On November 15th, 2011, I was heading home, engaging self-destructive and negative thoughts. Then something rare happened- I had my own idea that grew into something more powerful. My husband, my sister and I had gone to Best Friends Animal Society to look at dogs the weekend before. We were on the fence about getting a dog, but I was happy to be entertaining the idea more seriously. We had seen Wally, and I couldn’t stop thinking about the little guy. Well, on November 15th, I took control. It was more than saying yes to a dog; I was saying yes to myself, and no to my insecurities.  For some reason, I knew if I drove right to the shelter at that moment, I would be okay. If I could let in something that meant more than my compulsions and obsessions, I would heal. I would be safe. I finally made an active choice in favor of my emotional health and drove straight to Best Friends in Mission Hills.
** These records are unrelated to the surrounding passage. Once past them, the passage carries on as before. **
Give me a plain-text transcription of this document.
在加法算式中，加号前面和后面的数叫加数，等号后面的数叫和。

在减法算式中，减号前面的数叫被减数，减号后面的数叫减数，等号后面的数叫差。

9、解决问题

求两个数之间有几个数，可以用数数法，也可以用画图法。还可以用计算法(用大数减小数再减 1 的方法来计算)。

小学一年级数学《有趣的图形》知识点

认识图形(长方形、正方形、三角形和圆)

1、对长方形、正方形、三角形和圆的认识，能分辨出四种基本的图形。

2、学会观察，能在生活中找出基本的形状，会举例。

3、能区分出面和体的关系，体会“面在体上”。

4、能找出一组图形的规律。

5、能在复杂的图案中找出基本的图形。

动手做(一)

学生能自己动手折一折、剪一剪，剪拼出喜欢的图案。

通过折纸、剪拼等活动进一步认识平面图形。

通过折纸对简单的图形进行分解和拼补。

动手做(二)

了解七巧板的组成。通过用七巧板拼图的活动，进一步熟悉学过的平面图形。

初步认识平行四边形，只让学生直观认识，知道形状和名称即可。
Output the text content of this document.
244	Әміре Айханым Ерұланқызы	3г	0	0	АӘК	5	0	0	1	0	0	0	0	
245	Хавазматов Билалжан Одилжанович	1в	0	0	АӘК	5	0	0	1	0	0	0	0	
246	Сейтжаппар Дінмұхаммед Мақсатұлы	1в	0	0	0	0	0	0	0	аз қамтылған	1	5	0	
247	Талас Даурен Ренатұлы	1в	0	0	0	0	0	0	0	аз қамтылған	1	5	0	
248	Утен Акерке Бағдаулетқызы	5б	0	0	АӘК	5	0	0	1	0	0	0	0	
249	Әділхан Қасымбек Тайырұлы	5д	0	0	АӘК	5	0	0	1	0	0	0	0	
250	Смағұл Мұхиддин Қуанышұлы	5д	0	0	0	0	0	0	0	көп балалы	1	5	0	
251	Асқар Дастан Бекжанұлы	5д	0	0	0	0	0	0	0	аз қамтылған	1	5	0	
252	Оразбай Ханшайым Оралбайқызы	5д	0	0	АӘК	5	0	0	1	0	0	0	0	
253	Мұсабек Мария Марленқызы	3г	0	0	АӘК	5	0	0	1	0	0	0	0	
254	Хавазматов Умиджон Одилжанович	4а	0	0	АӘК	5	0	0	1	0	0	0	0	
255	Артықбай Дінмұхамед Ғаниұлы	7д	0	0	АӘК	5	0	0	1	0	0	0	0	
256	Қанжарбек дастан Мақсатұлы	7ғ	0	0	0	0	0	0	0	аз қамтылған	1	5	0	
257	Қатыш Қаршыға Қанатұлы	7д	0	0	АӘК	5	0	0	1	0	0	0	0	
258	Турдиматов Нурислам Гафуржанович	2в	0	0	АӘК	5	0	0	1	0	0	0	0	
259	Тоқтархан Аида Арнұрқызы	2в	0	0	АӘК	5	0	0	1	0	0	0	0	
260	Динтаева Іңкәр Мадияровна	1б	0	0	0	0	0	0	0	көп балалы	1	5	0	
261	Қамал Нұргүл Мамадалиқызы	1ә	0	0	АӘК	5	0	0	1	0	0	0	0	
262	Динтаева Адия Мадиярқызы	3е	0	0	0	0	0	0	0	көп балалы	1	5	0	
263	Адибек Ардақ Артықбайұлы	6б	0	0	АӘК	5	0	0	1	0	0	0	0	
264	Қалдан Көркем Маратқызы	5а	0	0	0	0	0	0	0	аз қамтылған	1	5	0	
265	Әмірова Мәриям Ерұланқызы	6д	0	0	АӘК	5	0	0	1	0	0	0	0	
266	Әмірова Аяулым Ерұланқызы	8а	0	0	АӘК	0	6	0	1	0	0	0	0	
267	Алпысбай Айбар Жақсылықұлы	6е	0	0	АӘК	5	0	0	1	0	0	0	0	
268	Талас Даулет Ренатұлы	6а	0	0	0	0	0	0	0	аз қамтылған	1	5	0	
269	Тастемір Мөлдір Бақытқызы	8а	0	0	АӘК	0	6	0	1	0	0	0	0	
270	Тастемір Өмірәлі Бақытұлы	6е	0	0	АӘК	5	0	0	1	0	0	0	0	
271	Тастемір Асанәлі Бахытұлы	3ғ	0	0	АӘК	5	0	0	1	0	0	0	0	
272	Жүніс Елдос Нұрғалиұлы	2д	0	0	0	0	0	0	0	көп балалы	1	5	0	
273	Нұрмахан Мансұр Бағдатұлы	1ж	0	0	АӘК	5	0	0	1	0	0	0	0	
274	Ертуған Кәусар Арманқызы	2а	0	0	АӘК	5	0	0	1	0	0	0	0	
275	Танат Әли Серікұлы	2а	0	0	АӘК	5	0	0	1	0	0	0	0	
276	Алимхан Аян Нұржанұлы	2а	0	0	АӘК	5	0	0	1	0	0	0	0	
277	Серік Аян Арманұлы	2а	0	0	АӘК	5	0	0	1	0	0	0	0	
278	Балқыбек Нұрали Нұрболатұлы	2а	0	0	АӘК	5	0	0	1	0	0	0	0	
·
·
I brought Wally home that day, and right away I had to push myself aside and start tending to him. We got through his adjustment period, we are working through his trust issues with men, we treated fleas and giardia, we started basic training and we fell in love. For me, it has been completely transformative. I was free from my anxieties and depression for the first few months, and completely immersed in caring for him. Little did I know he was caring for me, too. Gradually, the negative thinking found ways to creep back in, but I had changed. I had built new confidence from my ability and duty to care for Wally. I had gained the confidence and desire to care for myself. I’m not perfect, but I’m in love with this little guy and by virtue of that, I have learned to be worlds kinder to myself. It may seem ridiculous, but his trust and love for me has made me trust and love myself more. He has convinced me of things that humans (including expensive therapists) could not. Short term stress and problems also seem much more manageable when I am focused on making him happy and healthy; he really is the perfect escape and puts everything into perspective.

So yes, I too have a dog that “rescued me”. I can say this after years of trying to help myself, and pretty much failing. It’s quite incredible actually. If anyone reading this is feeling isolated, sad, lonely, depressed, anxious, and/or is struggling with eating disorders or self-worth; I recommend considering volunteering at an animal shelter. Maybe try fostering an animal, or even jump in and adopt. You never know; they may get to you in a way that the humans cannot.